Every player not named Mike Trout goes through peaks and valleys relative to their own overall production. However, not many hitters do so to the same extremes of Yankees catcher Gary Sánchez. Having lived through 2016 and 2017 seasons, it’s impossible to forget that he’s still the guy who homered at least nine times in a month on five separate occasions, including months of 11 and 12 ding-dongs respectively. At his highs, Sánchez has been the best-hitting catcher in the majors, but at his more recent lows, he’s performed so poorly he’s become borderline unplayable.
After homers on each of the first two days of the season, Sánchez regressed towards production in line with his meager 2020 campaign. Through the end of April, he’d batted a buck-ninety with a .291 wOBA. Only in the past month has he started to find his groove, showing some improvement against fastballs, the pitch that he once dominated yet had recently found especially troublesome over the past season and change. While Sánchez is still not clubbing homers at historic rates — like he’d been apt to do in the past couple of odd-numbered years (67 of his 121 career homers in 2017 and 2019 combined) — he’s found a new way to stabilize his offensive production.
In each of the past few seasons, Gary’s struggled to maintain a consistently disciplined approach at the plate. Coupled with his propensity for swings and misses, his consistently below-average chase rate led to elevated strikeout totals, averaging more than a K per game played in all but one of his big league seasons. This year however, he’s somewhat mitigated the toll of a near 30 percent strikeout rate, the second-highest mark of his career, with a career-best chase rate. That’s led to a career-high walk rate of 13.3 percent, good for the 87th percentile in the majors.

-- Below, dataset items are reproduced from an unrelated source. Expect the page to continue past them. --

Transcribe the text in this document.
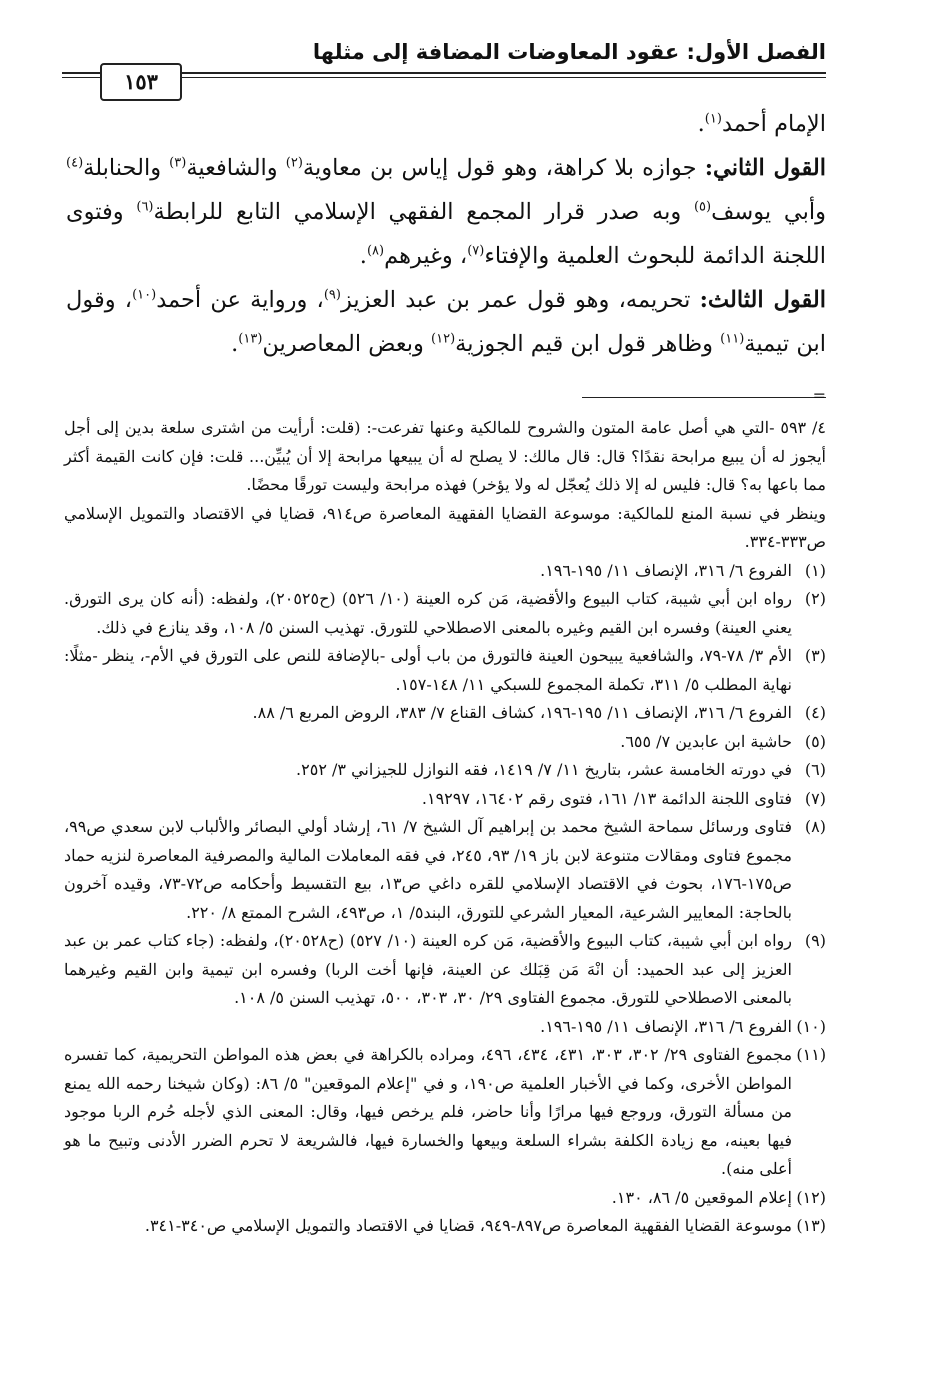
الفصل الأول: عقود المعاوضات المضافة إلى مثلها
١٥٣

الإمام أحمد$^{(١)}$.

القول الثاني: جوازه بلا كراهة، وهو قول إياس بن معاوية$^{(٢)}$ والشافعية$^{(٣)}$ والحنابلة$^{(٤)}$ وأبي يوسف$^{(٥)}$ وبه صدر قرار المجمع الفقهي الإسلامي التابع للرابطة$^{(٦)}$ وفتوى اللجنة الدائمة للبحوث العلمية والإفتاء$^{(٧)}$، وغيرهم$^{(٨)}$.

القول الثالث: تحريمه، وهو قول عمر بن عبد العزيز$^{(٩)}$، ورواية عن أحمد$^{(١٠)}$، وقول ابن تيمية$^{(١١)}$ وظاهر قول ابن قيم الجوزية$^{(١٢)}$ وبعض المعاصرين$^{(١٣)}$.

=

٤/ ٥٩٣ -التي هي أصل عامة المتون والشروح للمالكية وعنها تفرعت-: (قلت: أرأيت من اشترى سلعة بدين إلى أجل أيجوز له أن يبيع مرابحة نقدًا؟ قال: قال مالك: لا يصلح له أن يبيعها مرابحة إلا أن يُبيِّن... قلت: فإن كانت القيمة أكثر مما باعها به؟ قال: فليس له إلا ذلك يُعجّل له ولا يؤخر) فهذه مرابحة وليست تورقًا محضًا.

وينظر في نسبة المنع للمالكية: موسوعة القضايا الفقهية المعاصرة ص٩١٤، قضايا في الاقتصاد والتمويل الإسلامي ص٣٣٣-٣٣٤.

(١)الفروع ٦/ ٣١٦، الإنصاف ١١/ ١٩٥-١٩٦.

(٢)رواه ابن أبي شيبة، كتاب البيوع والأقضية، مَن كره العينة (١٠/ ٥٢٦) (ح٢٠٥٢٥)، ولفظه: (أنه كان يرى التورق. يعني العينة) وفسره ابن القيم وغيره بالمعنى الاصطلاحي للتورق. تهذيب السنن ٥/ ١٠٨، وقد ينازع في ذلك.

(٣)الأم ٣/ ٧٨-٧٩، والشافعية يبيحون العينة فالتورق من باب أولى -بالإضافة للنص على التورق في الأم-، ينظر -مثلًا: نهاية المطلب ٥/ ٣١١، تكملة المجموع للسبكي ١١/ ١٤٨-١٥٧.

(٤)الفروع ٦/ ٣١٦، الإنصاف ١١/ ١٩٥-١٩٦، كشاف القناع ٧/ ٣٨٣، الروض المربع ٦/ ٨٨.

(٥)حاشية ابن عابدين ٧/ ٦٥٥.

(٦)في دورته الخامسة عشر، بتاريخ ١١/ ٧/ ١٤١٩، فقه النوازل للجيزاني ٣/ ٢٥٢.

(٧)فتاوى اللجنة الدائمة ١٣/ ١٦١، فتوى رقم ١٦٤٠٢، ١٩٢٩٧.

(٨)فتاوى ورسائل سماحة الشيخ محمد بن إبراهيم آل الشيخ ٧/ ٦١، إرشاد أولي البصائر والألباب لابن سعدي ص٩٩، مجموع فتاوى ومقالات متنوعة لابن باز ١٩/ ٩٣، ٢٤٥، في فقه المعاملات المالية والمصرفية المعاصرة لنزيه حماد ص١٧٥-١٧٦، بحوث في الاقتصاد الإسلامي للقره داغي ص١٣، بيع التقسيط وأحكامه ص٧٢-٧٣، وقيده آخرون بالحاجة: المعايير الشرعية، المعيار الشرعي للتورق، البند٥/ ١، ص٤٩٣، الشرح الممتع ٨/ ٢٢٠.

(٩)رواه ابن أبي شيبة، كتاب البيوع والأقضية، مَن كره العينة (١٠/ ٥٢٧) (ح٢٠٥٢٨)، ولفظه: (جاء كتاب عمر بن عبد العزيز إلى عبد الحميد: أن انْهَ مَن قِبَلك عن العينة، فإنها أخت الربا) وفسره ابن تيمية وابن القيم وغيرهما بالمعنى الاصطلاحي للتورق. مجموع الفتاوى ٢٩/ ٣٠، ٣٠٣، ٥٠٠، تهذيب السنن ٥/ ١٠٨.

(١٠)الفروع ٦/ ٣١٦، الإنصاف ١١/ ١٩٥-١٩٦.

(١١)مجموع الفتاوى ٢٩/ ٣٠٢، ٣٠٣، ٤٣١، ٤٣٤، ٤٩٦، ومراده بالكراهة في بعض هذه المواطن التحريمية، كما تفسره المواطن الأخرى، وكما في الأخبار العلمية ص١٩٠، و في "إعلام الموقعين" ٥/ ٨٦: (وكان شيخنا رحمه الله يمنع من مسألة التورق، وروجع فيها مرارًا وأنا حاضر، فلم يرخص فيها، وقال: المعنى الذي لأجله حُرم الربا موجود فيها بعينه، مع زيادة الكلفة بشراء السلعة وبيعها والخسارة فيها، فالشريعة لا تحرم الضرر الأدنى وتبيح ما هو أعلى منه).

(١٢)إعلام الموقعين ٥/ ٨٦، ١٣٠.

(١٣)موسوعة القضايا الفقهية المعاصرة ص٨٩٧-٩٤٩، قضايا في الاقتصاد والتمويل الإسلامي ص٣٤٠-٣٤١.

Despite still hitting just .207, Sánchez has elevated his offensive production to roughly MLB average by most advanced metrics via his frequent free trips to first. His wOBA and xWOBA straddle either side of their respective ML averages, and his wRC+ of 99 and OPS+ of 97 tell similar stories. It’s not Sánchez’s best-case scenario by any stretch, but for a catcher, offensive production around the league average is good enough to get the job done.
Even without making pitchers pay for mistakes in location, Sánchez has earned his keep by laying off of pitches that he wouldn’t be able to do much with in the first place. By run value per zone, Gary’s been worth -2 runs in the heart of the zone, and -6 runs in the shadow portion, but +5 and +3 on pitches classified as chase, and waste, respectively.
Although he’s struggled to make enough solid contact on what should be hittable pitches with the lowest zone-contact percentage and highest whiff percentage of his career (even worse than in 2020), Sánchez is swinging at the right kinds of pitches more often than ever. He has the highest meatball swing percentage, the highest zone-swing percentage, and the lowest chase rate of his career by almost five percentage points. Since swing rate is one of the quickest batting stats to stabilize, it’s fair to infer that Gary’s improved pitch selection denotes a legitimate skill improvement.
All hitters heat up and cool down, but the very best at their craft do so with a narrower gap between the peaks and valleys of their performance. Walking often, as all of the game’s uber-elite do, is essential to maintaining a sky-high production floor even when their swing is slightly off. While Sánchez still has yet to flash much of the light show power this season that he’s displayed in the past, his improved ability to draw walks makes his lowest lows a bit more palatable, and should give him a longer runway to keep on trying to figure out how to regain access to the best version of himself at the plate. As a more stable, albeit still strikeout-prone producer, Gary’s better positioned now for a sustainable career in the majors than he was before, even if he rarely, if ever, goes supernova again.
All statistics are as of the end of the day on Saturday, June 5th.